Muhammed Suresi, Mekke döneminde inen bir suredir ve genel olarak İslam'a davet, iman edenlerin özellikleri ve inkâr edenlerin durumu üzerine odaklanmaktadır. Bu surede, inananlar ile inkâr edenler arasındaki farklar açıkça belirtilir. Ayet 3, bu iki grup arasındaki temel farkı vurgular; inkar edenlerin batıl olan şeylere tabi olmasını ve inananların ise Rablerinden gelen gerçeğe uymalarını ifade eder. Bu bağlamda, ayetin verdiği mesajlar, toplumun dinî ve ahlaki değerleri açısından önemlidir. İnkar edenlerin durumu, onların boş şeylere dalmalarının sonuçlarıyla ilişkilendirilirken, inananların durumu ise doğruluk ve gerçeklik temelinde ortaya konmaktadır. Bu ayet, aynı zamanda Allah'ın insanlara örnekler vermek yoluyla onlara rehberlik etme amacını taşımaktadır. Sure, Allah'ın varlığı, birliği ve insanlığa olan hitabı çerçevesinde, kendisine inananların durumunu dillendirmekte ve onları teşvik etmektedir. Dolayısıyla, bu ayet, hem bir uyarı hem de bir teşvik unsuru taşıması bakımından büyük bir öneme sahiptir.

Muhammed Suresi 3. Ayet ile İlgili Dil Bilgisi Açıklamaları:

Dil bilgisi açıklamaları
KelimeTemel Anlamı
كافرinkâr eden
باطلbatıl
حقhak

Ayet içerisinde belirgin tecvid kuralları bulunmaktadır. Özellikle 'idgam' ve 'med' durumları, kelimelerin telaffuzunda önemli rol oynamaktadır. Bu, ayetin ritmik yapısını güçlendirir ve okuyucuya daha akıcı bir okuma deneyimi sunar.

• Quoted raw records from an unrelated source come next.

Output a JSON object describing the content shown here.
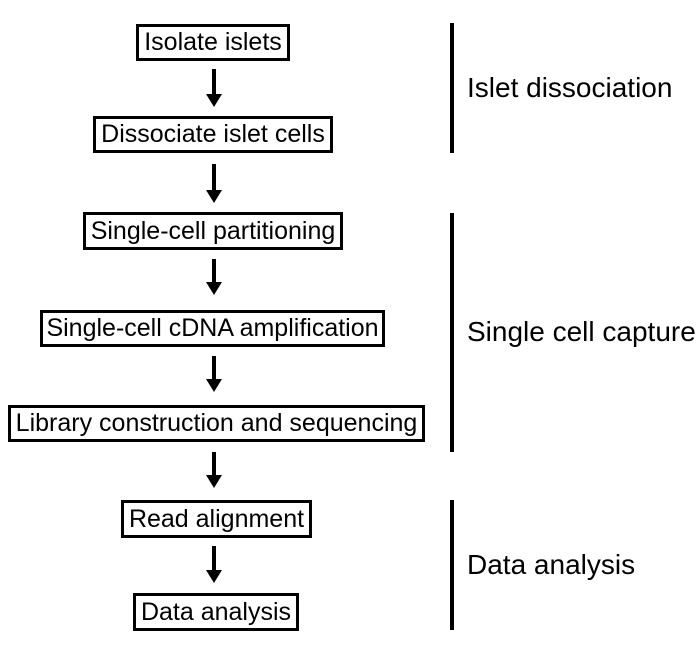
{
  "colors": {
    "ink": "#000000",
    "background": "#ffffff"
  },
  "flow": {
    "steps": [
      {
        "label": "Isolate islets"
      },
      {
        "label": "Dissociate islet cells"
      },
      {
        "label": "Single-cell partitioning"
      },
      {
        "label": "Single-cell cDNA amplification"
      },
      {
        "label": "Library construction and sequencing"
      },
      {
        "label": "Read alignment"
      },
      {
        "label": "Data analysis"
      }
    ],
    "phases": [
      {
        "label": "Islet dissociation"
      },
      {
        "label": "Single cell capture"
      },
      {
        "label": "Data analysis"
      }
    ]
  }
}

Muhammed Suresi 3. Ayet ile İlgili İstatistiksel Bilgiler ve Görselleştirme:

İstatiksel bilgiler
KelimeTemel AnlamıKur'an'daki Toplam Geçiş Sayısı
كافرinkâr eden9
باطلbatıl10
حقhak11

Ayet içerisinde geçen 'kafir', 'batil' ve 'hak' kelimeleri, Kur'an'da sıkça yer almakta ve özellikle inanç ile itikadın temellerini oluşturan kavramlar olarak önem taşımaktadır. Bu kelimelerin sıklığı, dinî metinlerde inançsızlık ve yanlış yönlenmelerin uyarısını yapma ihtiyacından kaynaklanmaktadır. Aynı zamanda, iman ve hakikat konularının vurgulanması, bu kelimelerin kullanımını artırmaktadır.

حق

11

باطل

10

كافر

9

Kelimelerin Kur'an'da geçiş grafiği

Muhammed Suresi 3. Ayetin Meallerindeki Dilsel Farklılıklar:

Ayetin meallerindeki dilsel farklılıklar
Meal SahibiKullanılan İfadeDilsel Tonu
Abdulbaki Gölpınarlışüphe yok ki kafir olanların, boş şeylere uymalarındanAçıklayıcı
Diyanet İşleriinkâr edenlerin batıla uymalarıAçıklayıcı
Elmalılı Hamdi Yazırinkâr edenlerin batıla uymalarıGeleneksel
Mehmet Okuyaninkâr edenlerin [batıl]a uymalarıModern
Ömer Nasuhi Bilmenşüphe yok, kâfir olanlar bâtıla tâbi olmuşlardırGeleneksel
Süleyman Ateşinakar edenler batıla uymuşlarAçıklayıcı
Süleymaniye Vakfıaytleri görmezlikten gelenler (kafirler), boş işlere dalarlarModern
Yaşar Nuri Öztürkküfre batanlar boş ve tutarsıza uymuşlardırModern

Tabloda görüldüğü üzere, ayetin birçok mealinde ortak olarak 'inkâr edenlerin batıla uymaları' ifadesi sıkça tekrarlanmaktadır. Bu ifade, ayetin temel mesajını oluşturan bir durumdur ve bu durumun her mealde benzer şekilde dile getirildiği görülmektedir. Öte yandan, farklı meallerde kullanılan ifadeler arasında dilsel farklılıklar bulunmaktadır. Örneğin, Abdulbaki Gölpınarlı'nın 'şüphe yok ki kafir olanların, boş şeylere uymalarından' ifadesi, daha açıklayıcı bir ton taşırken, Yaşar Nuri Öztürk'ün 'küfre batanlar boş ve tutarsıza uymuşlardır' ifadesi, daha modern bir dil kullanmaktadır. Bu durum, mealler arasındaki dil ve ifade tercihlerini ortaya koymakta ve okuyucunun farklı anlayışlarına hitap etmektedir.